Combine 1/2 cup of remaining peaches with the raspberries with ice cubes in the blender. Blend until smooth (again, add juice if desired). Pour slowly and carefully on top the of peach portion. Enjoy the sunrise smoothie all stirred up or drink them in parts!

Note: if you really want to keep the colors separate, partially freeze the peach passionfruit portion before adding the raspberry peach on top. 

Similar Posts

Leave a Reply

Your email address will not be published. Required fields are marked *


  1. Peach picking is definitely a lot less work than blueberry picking, but its still a lot of work when you have a partner who is busier eating than picking <3

  2. Well, these are just GORGEOUS, and I am pinning this so that I can make it immediately when the first local peaches hit our farm market (should be soon!) Congrats on finishing your third year!!

  3. This looks absolutely divine! I wish I could reach through the screen and grab one now. I very much look forward to trying this recipe…PINNED! 🙂

  4. This sounds so good!! I am in the "I love peaches but that fuzz makes me want to vomit" club, but any time I can get peaches into something sans fuzz, I am ALL ABOUT IT!

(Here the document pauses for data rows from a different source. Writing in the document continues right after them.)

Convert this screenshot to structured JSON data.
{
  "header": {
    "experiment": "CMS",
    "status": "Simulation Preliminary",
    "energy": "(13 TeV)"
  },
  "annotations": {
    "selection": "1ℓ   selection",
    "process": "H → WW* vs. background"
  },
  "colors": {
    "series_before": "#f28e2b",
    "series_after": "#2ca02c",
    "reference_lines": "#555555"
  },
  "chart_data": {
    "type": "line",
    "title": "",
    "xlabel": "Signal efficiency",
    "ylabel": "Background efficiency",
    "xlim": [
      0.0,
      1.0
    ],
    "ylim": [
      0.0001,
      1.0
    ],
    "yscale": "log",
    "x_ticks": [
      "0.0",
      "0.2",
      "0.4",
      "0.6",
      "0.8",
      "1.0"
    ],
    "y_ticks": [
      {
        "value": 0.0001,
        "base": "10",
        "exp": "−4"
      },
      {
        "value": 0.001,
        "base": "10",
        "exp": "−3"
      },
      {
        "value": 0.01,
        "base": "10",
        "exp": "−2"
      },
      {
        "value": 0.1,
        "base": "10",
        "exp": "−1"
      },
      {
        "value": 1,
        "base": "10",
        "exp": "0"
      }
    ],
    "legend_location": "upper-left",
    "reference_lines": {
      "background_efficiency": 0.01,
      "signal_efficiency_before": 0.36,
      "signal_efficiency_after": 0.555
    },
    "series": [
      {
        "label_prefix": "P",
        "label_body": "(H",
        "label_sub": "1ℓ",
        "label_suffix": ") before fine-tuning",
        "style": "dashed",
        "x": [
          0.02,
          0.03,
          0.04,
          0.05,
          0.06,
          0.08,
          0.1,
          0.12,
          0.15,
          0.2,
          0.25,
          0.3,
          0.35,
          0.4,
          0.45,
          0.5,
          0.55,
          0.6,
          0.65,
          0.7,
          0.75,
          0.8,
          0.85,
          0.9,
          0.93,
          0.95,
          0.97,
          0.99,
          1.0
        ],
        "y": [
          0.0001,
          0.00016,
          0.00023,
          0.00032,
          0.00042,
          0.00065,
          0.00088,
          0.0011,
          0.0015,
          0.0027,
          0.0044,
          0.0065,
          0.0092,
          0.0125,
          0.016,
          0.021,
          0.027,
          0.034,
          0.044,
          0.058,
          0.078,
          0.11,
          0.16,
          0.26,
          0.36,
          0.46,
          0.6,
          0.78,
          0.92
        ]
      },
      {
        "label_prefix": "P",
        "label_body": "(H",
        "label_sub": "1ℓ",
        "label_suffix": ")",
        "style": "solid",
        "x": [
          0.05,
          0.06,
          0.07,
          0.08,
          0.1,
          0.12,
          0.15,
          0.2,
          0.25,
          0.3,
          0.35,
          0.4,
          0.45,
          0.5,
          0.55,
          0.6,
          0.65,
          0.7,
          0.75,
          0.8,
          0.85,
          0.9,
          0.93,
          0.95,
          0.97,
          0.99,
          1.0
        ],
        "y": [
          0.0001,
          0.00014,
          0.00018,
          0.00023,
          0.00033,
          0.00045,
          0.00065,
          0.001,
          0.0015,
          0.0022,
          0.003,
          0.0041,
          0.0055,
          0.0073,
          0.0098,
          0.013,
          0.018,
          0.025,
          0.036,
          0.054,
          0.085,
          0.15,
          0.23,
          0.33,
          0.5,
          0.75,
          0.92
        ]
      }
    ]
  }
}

  5. Ah we just moved to Austin a couple of months ago, and I have been dying to get out into the Hill Country and do some fruit pickin! I'm realizing that Texas is way ahead in the picking schedule – back East, peaches wouldn't be ready to pick until August. So I think I will have to go this weekend – especially after seeing these gorgeous smoothies!! I always pick way more than I can possibly eat before they get too ripe, so this recipe is certainly going to save the day. 🙂 Good luck on your exams!

  6. Hey there, welcome to TX!!! We're neighbors (sort of!). Yes, it's still early in the season, but even if you wait later there's plenty of time as the freestone ones ripen too. The Hill Country is great for pick your own anything, not just peaches, so you're in the right spot. Austin is full of great eats too!

  7. Beautiful! We bought peaches at last weekend's Farmer's Market. The sign indicated 'semi-free stone' but I believe your clingstone descriptor is much more accurate. Your smoothie creation is beautiful. Kudos!

    Good Luck with the medical boards!

  8. I live in Minnesota and I wish we were able to pick fresh peaches. I love peaches and your recipe looks delicious! I guess I'll just have to settle for making it with grocery store or farmer's market peaches….I'm sure it will still be yummy!